The liquidity crunch was mainly caused by high value payments by significant clients due to the expenditure associated with year end. However, mitigation strategies were put in place to ensure the situation is contained and never repeated.
New lines of credit amounting to US$120 million had been sourced. CBZ Holdings incoming CEO John Mangudya said the group’s facility from the PTA bank will be increased to US$60 million while there will also be a US$23 million facility for fuel. The Diaspora Bond will be increased while there was the US$7,5 million from Shelter Afrique for mortgage financing and the US$83 million general facility from Afreximbank.
Mangudya said the group would seek more credit lines, especially for micro and small-to-medium enterprises and increase the tenor on mortgage lending.
To alleviate liquidity challenges, government staggered salaries payment dates for its employees. Mangudya said the bank would do things differently this year and not lend as much as it used to. The bank is forecasting a modest 5% increase in loans this year.
In the year to December, the group reported a 61,2% growth in net profit to US$30,3 million. Earnings were US$4,83 cents a share.
The group declared a dividend of US0,13 cents, bringing the total annual dividend to US0,25c with a dividend cover of 17,7 times.
CBZ Bank contributed the bulk of the earnings with total income of US$105,8 million. Operating expenditure had risen 42,8% leading to a bottom-line of US$24,7 million.

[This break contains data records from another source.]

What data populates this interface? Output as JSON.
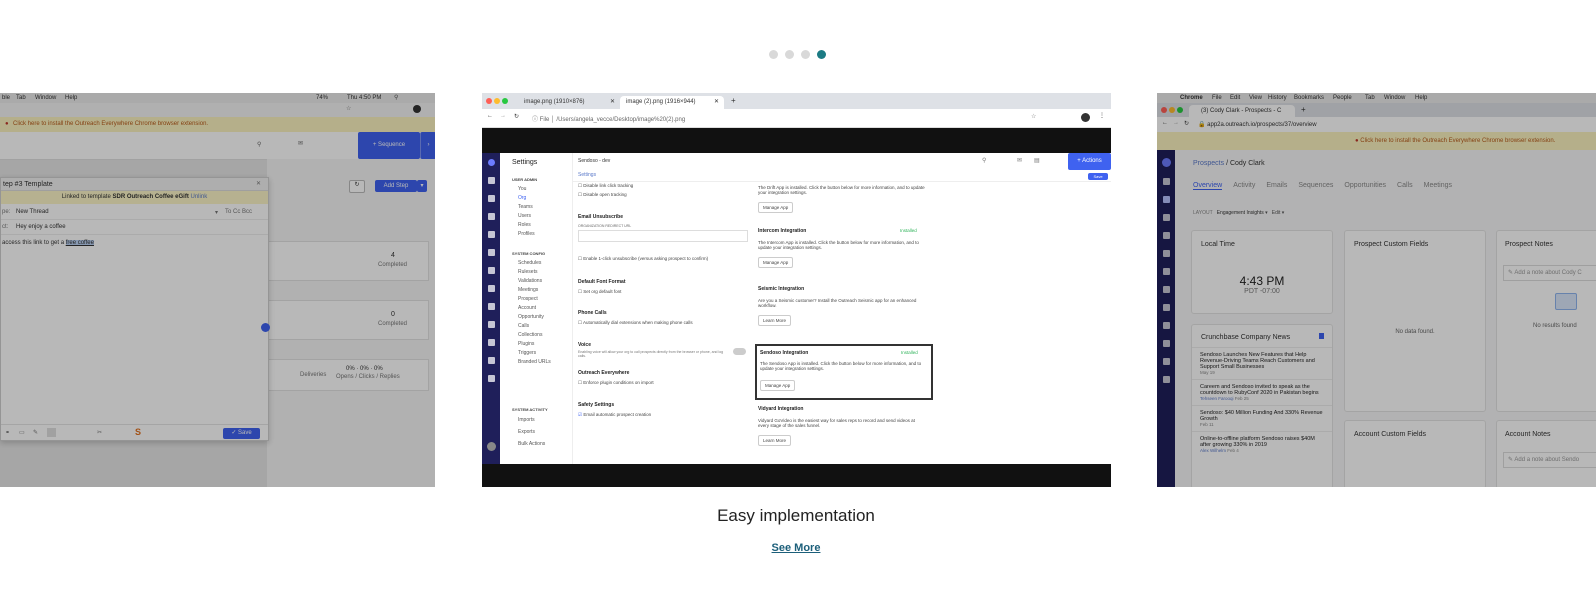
{
  "carousel": {
    "dots": [
      {
        "label": "slide-1",
        "active": false
      },
      {
        "label": "slide-2",
        "active": false
      },
      {
        "label": "slide-3",
        "active": false
      },
      {
        "label": "slide-4",
        "active": true
      }
    ],
    "caption": "Easy implementation",
    "see_more": "See More"
  },
  "left_slide": {
    "menubar": [
      "ble",
      "Tab",
      "Window",
      "Help"
    ],
    "clock": "Thu 4:50 PM",
    "battery": "74%",
    "banner": "Click here to install the Outreach Everywhere Chrome browser extension.",
    "sequence_btn": "+ Sequence",
    "add_step_btn": "Add Step",
    "modal_title": "tep #3 Template",
    "linked_prefix": "Linked to template",
    "linked_template": "SDR Outreach Coffee eGift",
    "unlink": "Unlink",
    "thread_label": "pe:",
    "thread_value": "New Thread",
    "to_cc_bcc": "To  Cc  Bcc",
    "subject_label": "ct:",
    "subject_value": "Hey enjoy a coffee",
    "body_text": "access this link to get a",
    "body_link": "free coffee",
    "save_btn": "✓ Save",
    "stats": [
      {
        "value": "4",
        "label": "Completed"
      },
      {
        "value": "0",
        "label": "Completed"
      }
    ],
    "delivery_row": {
      "deliveries": "Deliveries",
      "values": "0%  ·  0%  ·  0%",
      "labels": "Opens / Clicks / Replies"
    }
  },
  "center_slide": {
    "tabs": [
      "image.png (1910×876)",
      "image (2).png (1916×944)"
    ],
    "url": "/Users/angela_vecce/Desktop/image%20(2).png",
    "settings_title": "Settings",
    "org_name": "Sendoso - dev",
    "breadcrumb": "Settings",
    "actions_btn": "+ Actions",
    "save_btn": "Save",
    "nav_sections": [
      {
        "heading": "USER ADMIN",
        "items": [
          "You",
          "Org",
          "Teams",
          "Users",
          "Roles",
          "Profiles"
        ]
      },
      {
        "heading": "SYSTEM CONFIG",
        "items": [
          "Schedules",
          "Rulesets",
          "Validations",
          "Meetings",
          "Prospect",
          "Account",
          "Opportunity",
          "Calls",
          "Collections",
          "Plugins",
          "Triggers",
          "Branded URLs"
        ]
      },
      {
        "heading": "SYSTEM ACTIVITY",
        "items": [
          "Imports",
          "Exports",
          "Bulk Actions"
        ]
      }
    ],
    "left_settings": [
      {
        "title": "",
        "lines": [
          "Disable link click tracking",
          "Disable open tracking"
        ]
      },
      {
        "title": "Email Unsubscribe",
        "lines": [
          "ORGANIZATION REDIRECT URL",
          "Enable 1-click unsubscribe (versus asking prospect to confirm)"
        ]
      },
      {
        "title": "Default Font Format",
        "lines": [
          "Set org default font"
        ]
      },
      {
        "title": "Phone Calls",
        "lines": [
          "Automatically dial extensions when making phone calls"
        ]
      },
      {
        "title": "Voice",
        "lines": [
          "Enabling voice will allow your org to call prospects directly from the browser or phone, and log calls."
        ]
      },
      {
        "title": "Outreach Everywhere",
        "lines": [
          "Enforce plugin conditions on import"
        ]
      },
      {
        "title": "Safety Settings",
        "lines": [
          "Email automatic prospect creation"
        ]
      }
    ],
    "integrations": [
      {
        "title": "",
        "desc": "The Drift App is installed. Click the button below for more information, and to update your integration settings.",
        "button": "Manage App",
        "status": ""
      },
      {
        "title": "Intercom Integration",
        "desc": "The Intercom App is installed. Click the button below for more information, and to update your integration settings.",
        "button": "Manage App",
        "status": "Installed"
      },
      {
        "title": "Seismic Integration",
        "desc": "Are you a Seismic customer? Install the Outreach Seismic app for an enhanced workflow.",
        "button": "Learn More",
        "status": ""
      },
      {
        "title": "Sendoso Integration",
        "desc": "The Sendoso App is installed. Click the button below for more information, and to update your integration settings.",
        "button": "Manage App",
        "status": "Installed"
      },
      {
        "title": "Vidyard Integration",
        "desc": "Vidyard GoVideo is the easiest way for sales reps to record and send videos at every stage of the sales funnel.",
        "button": "Learn More",
        "status": ""
      }
    ]
  },
  "right_slide": {
    "menubar": [
      "Chrome",
      "File",
      "Edit",
      "View",
      "History",
      "Bookmarks",
      "People",
      "Tab",
      "Window",
      "Help"
    ],
    "tab": "(3) Cody Clark - Prospects - C",
    "url": "app2a.outreach.io/prospects/37/overview",
    "banner": "Click here to install the Outreach Everywhere Chrome browser extension.",
    "breadcrumb_parent": "Prospects",
    "breadcrumb_current": "Cody Clark",
    "tabs": [
      "Overview",
      "Activity",
      "Emails",
      "Sequences",
      "Opportunities",
      "Calls",
      "Meetings"
    ],
    "layout_label": "LAYOUT",
    "layout_value": "Engagement Insights",
    "edit": "Edit",
    "local_time_title": "Local Time",
    "local_time": "4:43 PM",
    "timezone": "PDT -07:00",
    "custom_fields_title": "Prospect Custom Fields",
    "no_data": "No data found.",
    "notes_title": "Prospect Notes",
    "notes_placeholder": "Add a note about Cody C",
    "no_results": "No results found",
    "news_title": "Crunchbase Company News",
    "news": [
      {
        "headline": "Sendoso Launches New Features that Help Revenue-Driving Teams Reach Customers and Support Small Businesses",
        "author": "",
        "date": "May 19"
      },
      {
        "headline": "Careem and Sendoso invited to speak as the countdown to RubyConf 2020 in Pakistan begins",
        "author": "Tehseen Farooqi",
        "date": "Feb 25"
      },
      {
        "headline": "Sendoso: $40 Million Funding And 330% Revenue Growth",
        "author": "",
        "date": "Feb 11"
      },
      {
        "headline": "Online-to-offline platform Sendoso raises $40M after growing 330% in 2019",
        "author": "Alex Wilhelm",
        "date": "Feb 4"
      }
    ],
    "account_custom_fields": "Account Custom Fields",
    "account_notes": "Account Notes",
    "account_notes_placeholder": "Add a note about Sendo"
  }
}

A constant 4% return on assets and return on equity, which increased from 22% to 25% has good news to investors. Total equity increased by 37% and assets gained by 54% compared to 2010 to close at a balance sheet position of US$1,06 billion.
Total advances were US$790,3 million, up 77,8% from US$444,6 million and total deposits were up 43,5% to US$829, 9 million. A security value of US$867 million had been made on the advances, which was mainly made up of the mortgage bond at 63,4%. Security cover was at 1,1 times while the group had made provisions of US$21,7 million, which Nyemudzo said was prudent as the bank moves towards adoption of Basel II.
Non-performing loans were at US$48 million, with the coverage ratio of 1,2 times. The average tenure of loans was at 18 months.
Agriculture made the bulk of the advances at 29%, followed by distribution at 22% manufacturing at 14%, services at 13% and private lending at 11%. Government related loans were at 0,2%.
Deposits were mainly made up of services at 21%, financial organisations at 20% private and distribution each at 14% and manufacturing at 13%. The group expects deposits to grow by 48% this year. Loans to deposit ratio was now in the 80% range.